Insurance Company Dongles Don't Offer Much Assurance Against Hacking
According to a story at Forbes, Digital Bond Labs hacker Corey Thuen has some news that should make you think twice about saving a few bucks on insurance by adding a company-supplied car-tracking OBD2 dongle:
It’s long been theorised that [Progressive Insurance's Snapshot and other] such usage-based insurance dongles, which are permeating the market apace, would be a viable attack vector. Thuen says
he’s now proven those hypotheses; previous attacks via dongles either didn’t name the OBD2 devices or focused on another kind of technology, namely Zubie, which tracks the performance of vehicles for maintenance and safety purposes. ... He started by extracting the firmware from the dongle, reverse engineering it and determining how to exploit it. It emerged the Snapshot technology, manufactured by Xirgo Technologies, was completely lacking in the security department, Thuen said. “The firmware running on the dongle is minimal and insecure. It does no validation or signing of firmware updates, no secure boot, no cellular authentication, no secure communications or encryption, no data execution prevention or attack mitigation technologies basically it uses no security technologies whatsoever.”
I've long thought there could be a really lucrative market for OBD2 spoofers.

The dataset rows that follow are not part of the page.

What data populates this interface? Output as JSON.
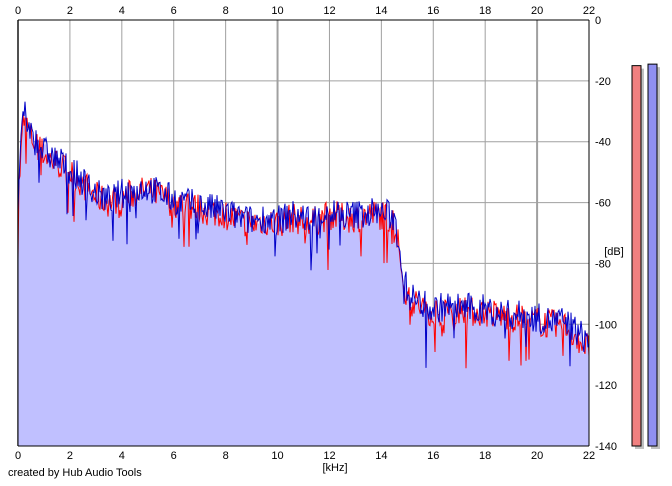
{
  "footer": "created by Hub Audio Tools",
  "colors": {
    "background": "#ffffff",
    "fill": "#c0c0ff",
    "channel_left": "#ff0000",
    "channel_right": "#0000c8",
    "grid": "#a0a0a0",
    "meter_left": "#f08080",
    "meter_right": "#9090f0"
  },
  "chart_data": {
    "type": "line",
    "xlabel": "[kHz]",
    "ylabel": "[dB]",
    "xlim": [
      0,
      22
    ],
    "ylim": [
      -140,
      0
    ],
    "x_ticks": [
      0,
      2,
      4,
      6,
      8,
      10,
      12,
      14,
      16,
      18,
      20,
      22
    ],
    "y_ticks": [
      0,
      -20,
      -40,
      -60,
      -80,
      -100,
      -120,
      -140
    ],
    "grid": true,
    "series": [
      {
        "color": "#ff0000",
        "x": [
          0,
          0.2,
          0.4,
          0.6,
          1,
          1.5,
          2,
          2.5,
          3,
          3.5,
          4,
          4.5,
          5,
          5.5,
          6,
          6.5,
          7,
          7.5,
          8,
          8.5,
          9,
          9.5,
          10,
          10.5,
          11,
          11.5,
          12,
          12.5,
          13,
          13.5,
          14,
          14.5,
          14.8,
          15,
          15.5,
          16,
          16.5,
          17,
          17.5,
          18,
          18.5,
          19,
          19.5,
          20,
          20.5,
          21,
          21.5,
          22
        ],
        "values": [
          -60,
          -33,
          -36,
          -40,
          -44,
          -47,
          -50,
          -54,
          -58,
          -60,
          -58,
          -57,
          -56,
          -58,
          -60,
          -61,
          -62,
          -63,
          -64,
          -66,
          -67,
          -66,
          -67,
          -65,
          -66,
          -66,
          -64,
          -65,
          -65,
          -64,
          -64,
          -66,
          -82,
          -92,
          -94,
          -96,
          -95,
          -95,
          -96,
          -96,
          -97,
          -98,
          -98,
          -99,
          -100,
          -100,
          -104,
          -108
        ]
      },
      {
        "color": "#0000c8",
        "x": [
          0,
          0.2,
          0.4,
          0.6,
          1,
          1.5,
          2,
          2.5,
          3,
          3.5,
          4,
          4.5,
          5,
          5.5,
          6,
          6.5,
          7,
          7.5,
          8,
          8.5,
          9,
          9.5,
          10,
          10.5,
          11,
          11.5,
          12,
          12.5,
          13,
          13.5,
          14,
          14.5,
          14.8,
          15,
          15.5,
          16,
          16.5,
          17,
          17.5,
          18,
          18.5,
          19,
          19.5,
          20,
          20.5,
          21,
          21.5,
          22
        ],
        "values": [
          -60,
          -30,
          -35,
          -39,
          -43,
          -46,
          -49,
          -53,
          -57,
          -59,
          -57,
          -56,
          -55,
          -57,
          -59,
          -60,
          -61,
          -62,
          -63,
          -65,
          -66,
          -65,
          -66,
          -64,
          -65,
          -65,
          -63,
          -64,
          -64,
          -63,
          -63,
          -65,
          -80,
          -90,
          -93,
          -95,
          -94,
          -94,
          -95,
          -95,
          -96,
          -97,
          -97,
          -98,
          -99,
          -99,
          -102,
          -106
        ]
      }
    ],
    "meters": [
      {
        "level_db": -15,
        "color": "#f08080"
      },
      {
        "level_db": -14.5,
        "color": "#9090f0"
      }
    ]
  }
}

Instead of plugging the dongle directly into your car, plug it into a middle-man that feeds it the "happiest" possible data to make it think your driving is perfect. There is no authentication in the OBD2 protocol so there is no way for the dongle to tell the difference between a real OBD2 data feed and a spoofed one.

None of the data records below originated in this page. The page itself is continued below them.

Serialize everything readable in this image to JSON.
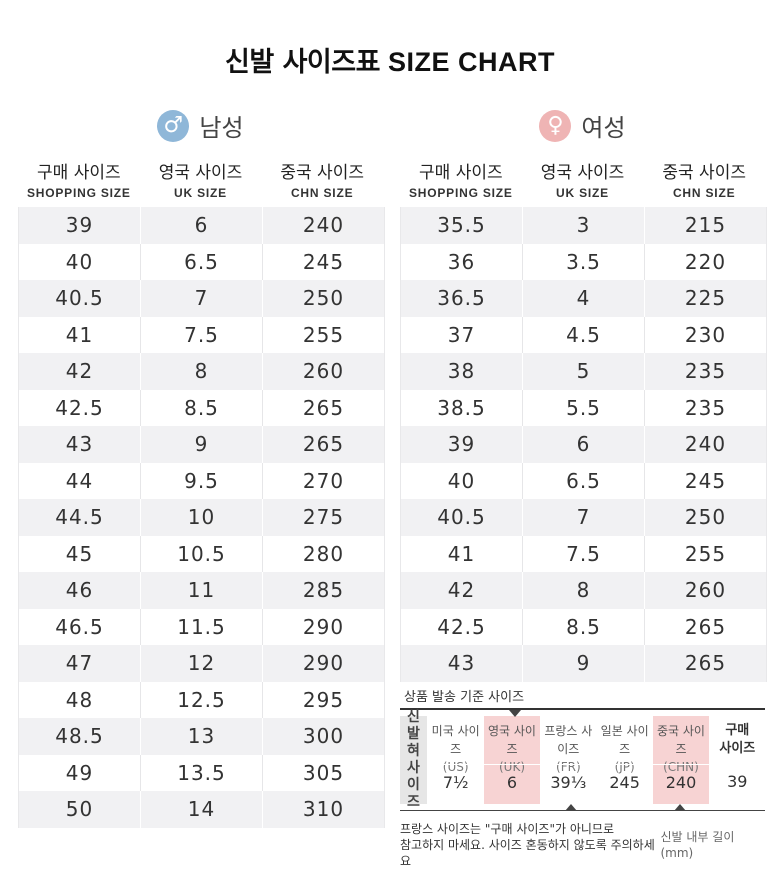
{
  "title": {
    "ko": "신발 사이즈표",
    "en": "SIZE CHART"
  },
  "columns": [
    {
      "ko": "구매 사이즈",
      "en": "SHOPPING SIZE"
    },
    {
      "ko": "영국 사이즈",
      "en": "UK SIZE"
    },
    {
      "ko": "중국 사이즈",
      "en": "CHN SIZE"
    }
  ],
  "men": {
    "label": "남성",
    "icon": "male-symbol-icon",
    "icon_color": "#8fb7d8",
    "rows": [
      [
        "39",
        "6",
        "240"
      ],
      [
        "40",
        "6.5",
        "245"
      ],
      [
        "40.5",
        "7",
        "250"
      ],
      [
        "41",
        "7.5",
        "255"
      ],
      [
        "42",
        "8",
        "260"
      ],
      [
        "42.5",
        "8.5",
        "265"
      ],
      [
        "43",
        "9",
        "265"
      ],
      [
        "44",
        "9.5",
        "270"
      ],
      [
        "44.5",
        "10",
        "275"
      ],
      [
        "45",
        "10.5",
        "280"
      ],
      [
        "46",
        "11",
        "285"
      ],
      [
        "46.5",
        "11.5",
        "290"
      ],
      [
        "47",
        "12",
        "290"
      ],
      [
        "48",
        "12.5",
        "295"
      ],
      [
        "48.5",
        "13",
        "300"
      ],
      [
        "49",
        "13.5",
        "305"
      ],
      [
        "50",
        "14",
        "310"
      ]
    ]
  },
  "women": {
    "label": "여성",
    "icon": "female-symbol-icon",
    "icon_color": "#efb4b4",
    "rows": [
      [
        "35.5",
        "3",
        "215"
      ],
      [
        "36",
        "3.5",
        "220"
      ],
      [
        "36.5",
        "4",
        "225"
      ],
      [
        "37",
        "4.5",
        "230"
      ],
      [
        "38",
        "5",
        "235"
      ],
      [
        "38.5",
        "5.5",
        "235"
      ],
      [
        "39",
        "6",
        "240"
      ],
      [
        "40",
        "6.5",
        "245"
      ],
      [
        "40.5",
        "7",
        "250"
      ],
      [
        "41",
        "7.5",
        "255"
      ],
      [
        "42",
        "8",
        "260"
      ],
      [
        "42.5",
        "8.5",
        "265"
      ],
      [
        "43",
        "9",
        "265"
      ]
    ]
  },
  "shipping": {
    "title": "상품 발송 기준 사이즈",
    "side_label": [
      "신",
      "발",
      "혀",
      "사",
      "이",
      "즈"
    ],
    "columns": [
      {
        "name": "미국 사이즈",
        "code": "(US)",
        "value": "7½",
        "highlight": false
      },
      {
        "name": "영국 사이즈",
        "code": "(UK)",
        "value": "6",
        "highlight": true
      },
      {
        "name": "프랑스 사이즈",
        "code": "(FR)",
        "value": "39⅓",
        "highlight": false
      },
      {
        "name": "일본 사이즈",
        "code": "(JP)",
        "value": "245",
        "highlight": false
      },
      {
        "name": "중국 사이즈",
        "code": "(CHN)",
        "value": "240",
        "highlight": true
      },
      {
        "name": "구매",
        "code": "사이즈",
        "value": "39",
        "highlight": false
      }
    ],
    "note_line1": "프랑스 사이즈는 \"구매 사이즈\"가 아니므로",
    "note_line2": "참고하지 마세요. 사이즈 혼동하지 않도록 주의하세요",
    "unit": "신발 내부 길이(mm)",
    "highlight_color": "#f7d3d3"
  }
}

The most obvious reason for an attack here is to commit insurance fraud. At present, an insurance company is forced to base an insurance premium on all the meta-data they can possibly gather about the prospective client, excepting their sex if they are in the EU (although this may well lead to a quite astonishing number of men called "Sue", if insurance companies attempt to bypass this and link first names to insurance risk).
A data-gathering dongle would seem to offer a much better deal, allowing the company to charge more if the user indulges in risky behaviour of some description.

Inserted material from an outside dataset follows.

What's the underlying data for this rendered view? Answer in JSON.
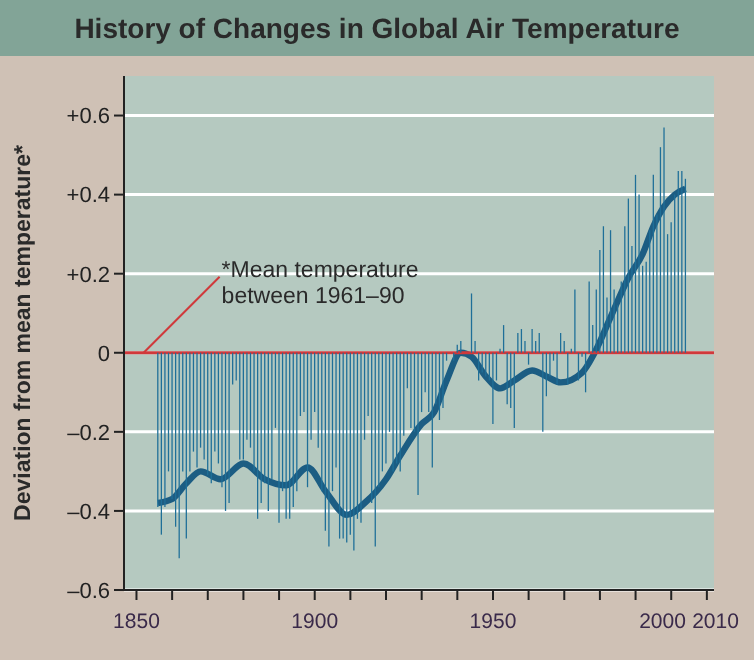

A possible reason for hacking into the module would therefore be to falsify the data sent back to the company; a boy racer who regularly breaks speed limits, corners absurdly fast and brakes late if at all would gain substantially from a fraudulent data recording which portrayed him as someone with the driving habits of an octogenarian grandmother; such a person might also think that the gamble of sending such phoney data was well worth the savings when set against the fairly low risk of getting caught.
It therefore worries me that companies are this lazy when building such equipment. It really doesn't take all that much to keep out the majority of crackers right from the start, and as the skilled ones are in the minority, taking a little care initially would pay dividends down the line.
If you want to drive your car again, send $500 to .... until then the ignition is locked.
That most people don't give a damn about security "because it is hard"?
Actually, security is not hard. But, security done properly requires you to commit substantial resources -- people, time, money. And that cuts into profits, so most most companies are not interested.
Nonsense, I've been to board game parties where 6 of us went through almost a whole quart of 3.2 beer. We rocked the house until almost 10:30pm. I mean, it was a work night after all and I had to get home to watch the DOTA2 quarterfinals on Twitch.tv.
You are welcome on my lawn.
That's a very valid point, but let's not pretend that you couldn't have the benefits of OnStar without most of the nasty privacy issues. A limit on data retention, clear indication when the device is listening in, and not selling subscriber data to the government would resolve a lot of the criticism.
I'm glad the insurance companies are so lax with those peoples security as to make them a target for crackers. It shows they are subject to the same type of contempt the insurance companies demonstrated in the first place. People too insular to be concerned deserve to be subject to every exploit there is.
My ism, it's full of beliefs.
From the article.
By hooking up his laptop directly to the device he says he would have been able to unlock doors, start the car and gather engine information, but he chose not to “weaponise” his exploits
SO only direct connect has been proven.
The researcher noted that for a remote attack to take place, the concomitant u-blox modem, which handles the connection between Progressive’s servers and the dongle, would have to be compromised too. Such systems have been exploited in the past, as noted in a paper here from Ralf-Philipp Weinmann, from the University of Luxembourg.
Remote access has only been shown by similar systems.
Call me when you can actually show a remote exploit through the dongle.